Oui, comment faire l'éloge d'un roman aussi éblouissant, sans faire un peu peur malgré tout au lecteur potentiel. Parce qu'ouvrir Apeirogon, c'est partir dans une formidable aventure littéraire, politique et surtout humaine.
Apeirogon est un puzzle de 1000 paragraphes (tous numérotés) que ne renierait sans doute pas l'Oulipo; une contrainte que l'auteur s'est donnée pour mener à bien son projet et qui lui permet d'englober dans les pages d'un livre le vaste monde. Apeirogon est un kaléidocsope aux mille morceaux fracturés, parfois minuscules, parfois plus larges dont l'agencement ne cesse de se modifier parce que la vie n'est que changements.
Apeirogon est un livre ancré dans un territoire restreint, quelques kilomètres seulement autour de Jérusalem, quelques kilomètres carrés cernés de murs, de check-points, de blocs de béton, de soldats en armes, de règlements absurdes, d'interdictions en tous genres. Et pas la peine d'aller sur Google map pour essayer de comprendre comment aller d'ici à là, d'Anata à Beit Jala ... Circuler dans la région est un vrai casse-tête et prend beaucoup, beaucoup de temps.

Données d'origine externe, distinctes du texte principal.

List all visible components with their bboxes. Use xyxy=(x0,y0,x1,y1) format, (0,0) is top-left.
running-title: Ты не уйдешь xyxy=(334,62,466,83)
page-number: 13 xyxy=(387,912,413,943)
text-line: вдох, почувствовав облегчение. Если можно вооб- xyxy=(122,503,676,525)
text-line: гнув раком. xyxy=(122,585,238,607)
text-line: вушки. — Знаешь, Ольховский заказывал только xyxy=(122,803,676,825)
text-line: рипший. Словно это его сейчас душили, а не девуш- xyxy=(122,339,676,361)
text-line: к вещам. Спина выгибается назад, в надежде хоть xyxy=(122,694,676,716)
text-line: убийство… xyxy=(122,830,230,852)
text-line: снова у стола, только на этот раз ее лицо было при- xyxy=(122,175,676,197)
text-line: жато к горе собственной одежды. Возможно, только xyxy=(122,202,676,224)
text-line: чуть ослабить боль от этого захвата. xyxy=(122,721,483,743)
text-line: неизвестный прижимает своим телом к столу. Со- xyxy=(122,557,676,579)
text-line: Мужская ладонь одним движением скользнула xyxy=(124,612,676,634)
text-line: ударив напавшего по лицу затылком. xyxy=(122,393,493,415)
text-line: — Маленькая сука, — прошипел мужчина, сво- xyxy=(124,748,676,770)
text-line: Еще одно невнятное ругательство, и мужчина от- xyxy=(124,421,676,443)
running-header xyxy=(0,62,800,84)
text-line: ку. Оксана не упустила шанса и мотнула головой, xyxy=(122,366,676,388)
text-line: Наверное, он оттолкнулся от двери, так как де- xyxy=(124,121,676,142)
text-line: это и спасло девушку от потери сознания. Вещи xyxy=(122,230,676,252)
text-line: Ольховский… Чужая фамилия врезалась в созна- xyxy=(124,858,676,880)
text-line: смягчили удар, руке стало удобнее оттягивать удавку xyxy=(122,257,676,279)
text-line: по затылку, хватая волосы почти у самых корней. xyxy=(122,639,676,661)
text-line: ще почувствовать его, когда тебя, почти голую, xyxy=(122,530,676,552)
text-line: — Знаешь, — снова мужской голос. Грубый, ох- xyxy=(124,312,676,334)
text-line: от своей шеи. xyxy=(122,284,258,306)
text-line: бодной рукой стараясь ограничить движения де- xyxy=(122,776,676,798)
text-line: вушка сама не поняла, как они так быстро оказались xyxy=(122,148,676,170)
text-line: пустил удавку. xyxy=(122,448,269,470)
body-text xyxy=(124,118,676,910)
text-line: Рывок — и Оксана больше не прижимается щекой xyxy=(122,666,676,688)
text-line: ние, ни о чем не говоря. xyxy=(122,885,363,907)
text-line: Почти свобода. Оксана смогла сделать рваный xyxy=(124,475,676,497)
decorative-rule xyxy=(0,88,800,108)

Les trajets de Rami l'Israëlien et Bassam le Palestinien dans le dédale des zones A, B, C, H1, H2, E1, chacune sous un statut différent, permettent très vite de comprendre que la situation géo-politique de la région est tout sauf compréhensible.

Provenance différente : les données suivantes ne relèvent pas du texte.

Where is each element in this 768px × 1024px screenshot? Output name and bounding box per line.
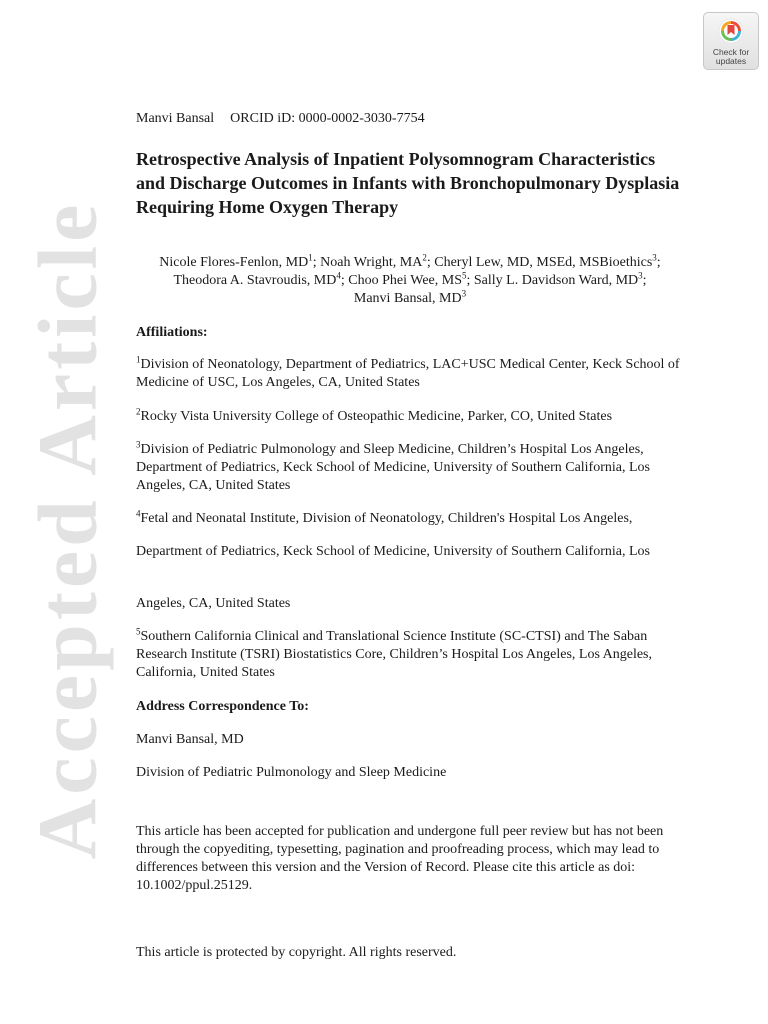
orcid-author-name: Manvi Bansal xyxy=(136,111,215,126)
check-for-updates-label: Check for updates xyxy=(712,47,750,66)
article-title: Retrospective Analysis of Inpatient Polysomnogram Characteristics and Discharge Outcomes in Infants with Bronchopulmonary Dysplasia Requiring Home Oxygen Therapy xyxy=(136,149,680,217)
orcid-id[interactable]: ORCID iD: 0000-0002-3030-7754 xyxy=(230,111,425,126)
correspondence-department: Division of Pediatric Pulmonology and Sleep Medicine xyxy=(136,765,447,780)
accepted-article-watermark: Accepted Article xyxy=(21,200,115,860)
affiliation-item: $^2$Rocky Vista University College of Osteopathic Medicine, Parker, CO, United States xyxy=(136,406,613,424)
author: Nicole Flores-Fenlon, $MD^1$; xyxy=(159,252,321,270)
correspondence-heading: Address Correspondence To: xyxy=(136,699,309,714)
correspondence-name: Manvi Bansal, MD xyxy=(136,732,244,747)
affiliation-item: Department of Pediatrics, Keck School of Medicine, University of Southern California, Los xyxy=(136,544,650,559)
author: Theodora A. Stavroudis, $MD^4$; xyxy=(173,270,349,288)
copyright-notice: This article is protected by copyright. All rights reserved. xyxy=(136,945,457,960)
crossmark-icon xyxy=(718,18,744,46)
author-list xyxy=(136,254,684,308)
affiliation-item: $^4$Fetal and Neonatal Institute, Division of Neonatology, Children's Hospital Los Angeles, xyxy=(136,508,633,526)
orcid-line xyxy=(136,110,684,128)
check-for-updates-badge[interactable] xyxy=(703,12,759,70)
affiliation-item: $^3$Division of Pediatric Pulmonology and Sleep Medicine, Children’s Hospital Los Angeles, Department of Pediatrics, Keck School of Medicine, University of Southern California, Los Angeles, CA, United States xyxy=(136,439,650,493)
affiliation-item: $^1$Division of Neonatology, Department of Pediatrics, LAC+USC Medical Center, Keck School of Medicine of USC, Los Angeles, CA, United States xyxy=(136,354,680,390)
affiliations-heading: Affiliations: xyxy=(136,325,208,340)
author: Cheryl Lew, MD, MSEd, MSBioethics$^3$; xyxy=(434,252,661,270)
affiliation-item: Angeles, CA, United States xyxy=(136,596,291,611)
author: Manvi Bansal, $MD^3$ xyxy=(353,288,467,306)
author: Choo Phei Wee, $MS^5$; xyxy=(348,270,474,288)
affiliation-item: $^5$Southern California Clinical and Translational Science Institute (SC-CTSI) and The Saban Research Institute (TSRI) Biostatistics Core, Children’s Hospital Los Angeles, Los Angeles, California, United States xyxy=(136,626,652,680)
author: Noah Wright, $MA^2$; xyxy=(320,252,435,270)
acceptance-notice: This article has been accepted for publication and undergone full peer review but has not been through the copyediting, typesetting, pagination and proofreading process, which may lead to differences between this version and the Version of Record. Please cite this article as doi: 10.1002/ppul.25129. xyxy=(136,824,664,893)
author: Sally L. Davidson Ward, $MD^3$; xyxy=(473,270,647,288)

Pourtant, bien que totalement centré sur la relation entre Israéliens et Palestiniens, Apeirogon n'est pas un essai, ni même un roman à thèse. Tout au plus un roman engagé : Rami et Bassam sont non seulement amis, ils sont aussi des Combattants pour la Paix. Car l'un et l'autre ont perdu un enfant : la fille de Bassam a été tuée d'une balle en caoutchouc dans le crâne; la fille de Rami a été tuée, 10 ans plus tôt, dans l'attentat de Ben Yehuda street.

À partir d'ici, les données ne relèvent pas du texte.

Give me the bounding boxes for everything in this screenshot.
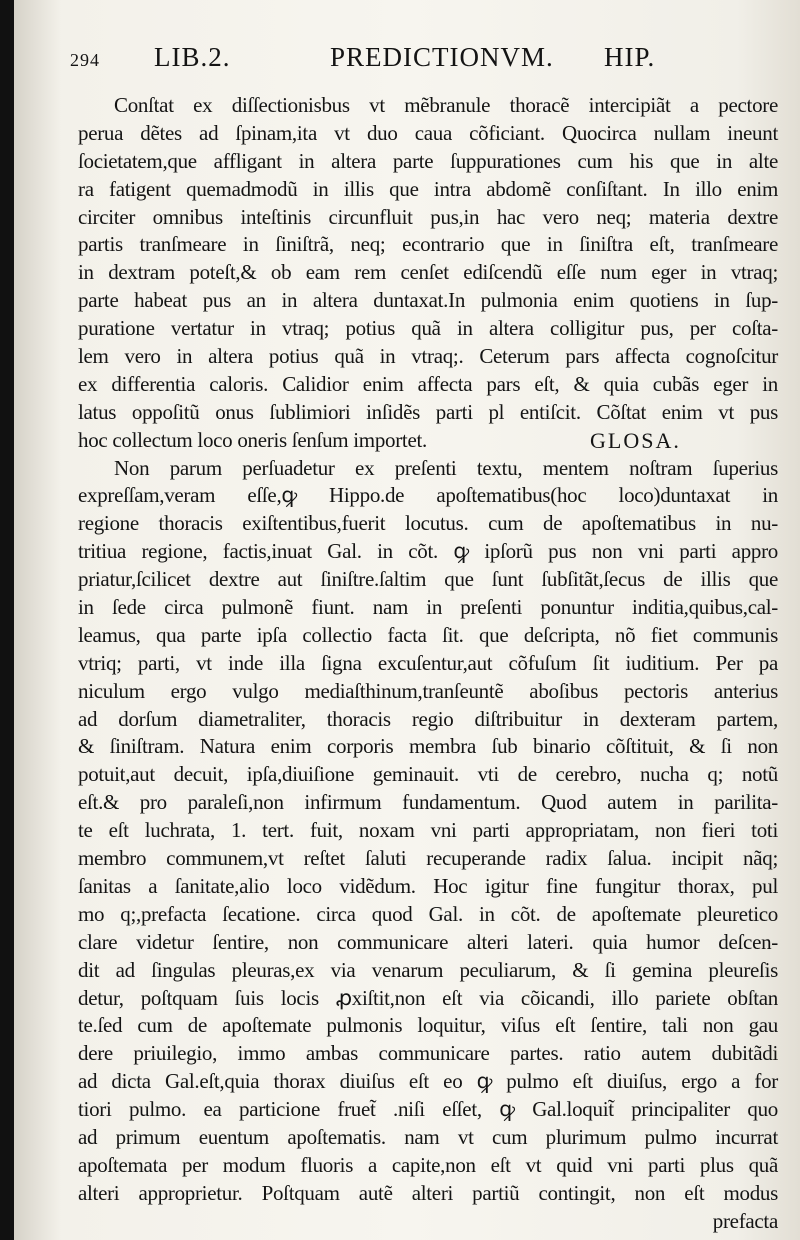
text-line: ad primum euentum apoſtematis. nam vt cum plurimum pulmo incurrat	[78, 1124, 778, 1149]
text-line: in ſede circa pulmonẽ fiunt. nam in preſenti ponuntur inditia,quibus,cal-	[78, 595, 778, 620]
text-line: priatur,ſcilicet dextre aut ſiniſtre.ſaltim que ſunt ſubſitãt,ſecus de illis que	[78, 567, 778, 592]
text-line: clare videtur ſentire, non communicare alteri lateri. quia humor deſcen-	[78, 929, 778, 954]
text-line: potuit,aut decuit, ipſa,diuiſione geminauit. vti de cerebro, nucha q; notũ	[78, 762, 778, 787]
text-line: parte habeat pus an in altera duntaxat.In pulmonia enim quotiens in ſup-	[78, 288, 778, 313]
text-line: ra fatigent quemadmodũ in illis que intra abdomẽ conſiſtant. In illo enim	[78, 176, 778, 201]
book-page	[14, 0, 800, 1240]
text-line: membro communem,vt reſtet ſaluti recuperande radix ſalua. incipit nãq;	[78, 846, 778, 871]
text-line: leamus, qua parte ipſa collectio facta ſit. que deſcripta, nõ fiet communis	[78, 622, 778, 647]
text-line: lem vero in altera potius quã in vtraq;. Ceterum pars affecta cognoſcitur	[78, 344, 778, 369]
text-line: dere priuilegio, immo ambas communicare partes. ratio autem dubitãdi	[78, 1041, 778, 1066]
text-line: expreſſam,veram eſſe,ꝙ Hippo.de apoſtematibus(hoc loco)duntaxat in	[78, 483, 778, 508]
book-number: LIB.2.	[154, 42, 231, 72]
page-number: 294	[70, 50, 100, 70]
text-line: ſanitas a ſanitate,alio loco vidẽdum. Hoc igitur fine fungitur thorax, pul	[78, 873, 778, 898]
text-line: mo q;,prefacta ſecatione. circa quod Gal. in cõt. de apoſtemate pleuretico	[78, 901, 778, 926]
text-line-with-glosa	[78, 427, 778, 455]
text-line: perua dẽtes ad ſpinam,ita vt duo caua cõficiant. Quocirca nullam ineunt	[78, 120, 778, 145]
text-line: te.ſed cum de apoſtemate pulmonis loquitur, viſus eſt ſentire, tali non gau	[78, 1013, 778, 1038]
catchword: prefacta	[712, 1208, 778, 1233]
text-line: apoſtemata per modum fluoris a capite,non eſt vt quid vni parti plus quã	[78, 1152, 778, 1177]
author-abbrev: HIP.	[604, 42, 656, 72]
text-line: ad dorſum diametraliter, thoracis regio diſtribuitur in dexteram partem,	[78, 706, 778, 731]
text-line: latus oppoſitũ onus ſublimiori inſidẽs parti pl entiſcit. Cõſtat enim vt pus	[78, 399, 778, 424]
text-line: ad dicta Gal.eſt,quia thorax diuiſus eſt eo ꝙ pulmo eſt diuiſus, ergo a for	[78, 1069, 778, 1094]
glosa-heading: GLOSA.	[590, 427, 681, 453]
text-line: ex differentia caloris. Calidior enim affecta pars eſt, & quia cubãs eger in	[78, 371, 778, 396]
text-line: puratione vertatur in vtraq; potius quã in altera colligitur pus, per coſta-	[78, 316, 778, 341]
running-header	[64, 42, 770, 82]
scan-border	[0, 0, 14, 1240]
text-line: partis tranſmeare in ſiniſtrã, neq; econtrario que in ſiniſtra eſt, tranſmeare	[78, 232, 778, 257]
running-title: PREDICTIONVM.	[330, 42, 554, 72]
text-line: detur, poſtquam ſuis locis ꝓxiſtit,non eſt via cõicandi, illo pariete obſtan	[78, 985, 778, 1010]
text-line: & ſiniſtram. Natura enim corporis membra ſub binario cõſtituit, & ſi non	[78, 734, 778, 759]
text-line: niculum ergo vulgo mediaſthinum,tranſeuntẽ aboſibus pectoris anterius	[78, 678, 778, 703]
text-line: regione thoracis exiſtentibus,fuerit locutus. cum de apoſtematibus in nu-	[78, 511, 778, 536]
text-line: hoc collectum loco oneris ſenſum importet.	[78, 427, 427, 452]
text-line: vtriq; parti, vt inde illa ſigna excuſentur,aut cõfuſum ſit iuditium. Per pa	[78, 650, 778, 675]
text-line: tritiua regione, factis,inuat Gal. in cõt. ꝙ ipſorũ pus non vni parti appro	[78, 539, 778, 564]
text-line: Conſtat ex diſſectionisbus vt mẽbranule thoracẽ intercipiãt a pectore	[114, 93, 778, 117]
text-line: tiori pulmo. ea particione fruet̃ .niſi eſſet, ꝙ Gal.loquit̃ principaliter quo	[78, 1097, 778, 1122]
text-line: in dextram poteſt,& ob eam rem cenſet ediſcendũ eſſe num eger in vtraq;	[78, 260, 778, 285]
text-line: Non parum perſuadetur ex preſenti textu, mentem noſtram ſuperius	[114, 455, 778, 480]
text-line: eſt.& pro paraleſi,non infirmum fundamentum. Quod autem in parilita-	[78, 790, 778, 815]
text-line: dit ad ſingulas pleuras,ex via venarum peculiarum, & ſi gemina pleureſis	[78, 957, 778, 982]
text-line: alteri approprietur. Poſtquam autẽ alteri partiũ contingit, non eſt modus	[78, 1180, 778, 1205]
text-line: te eſt luchrata, 1. tert. fuit, noxam vni parti appropriatam, non fieri toti	[78, 818, 778, 843]
text-line: circiter omnibus inteſtinis circunfluit pus,in hac vero neq; materia dextre	[78, 204, 778, 229]
text-line: ſocietatem,que affligant in altera parte ſuppurationes cum his que in alte	[78, 148, 778, 173]
main-text	[78, 92, 778, 1236]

Colum McCann n'épargne pas son lecteur et les pages sur la mort des deux fillettes, ou le chagrin des pères sont particulièrement difficiles. L'auteur n'édulcore rien, car c'est au plus profond de leur humanité que ces deux hommes sont touchés. Emportés par la douleur, ils trouvent pourtant au fond de la tragédie, au fond d'eux-mêmes assez de force pour aller vers les autres, pour tendre la main vers leurs semblables et assez d'espoir pour témoigner et par leur témoignage, s'efforcer de changer, un peu, un tout petit peu les mentalités. C'est cette tension entre la mort et la vie, cette tension entre la haine et l'amitié qui reste en mémoire lorsqu'on referme le livre. Définitivement un très beau livre.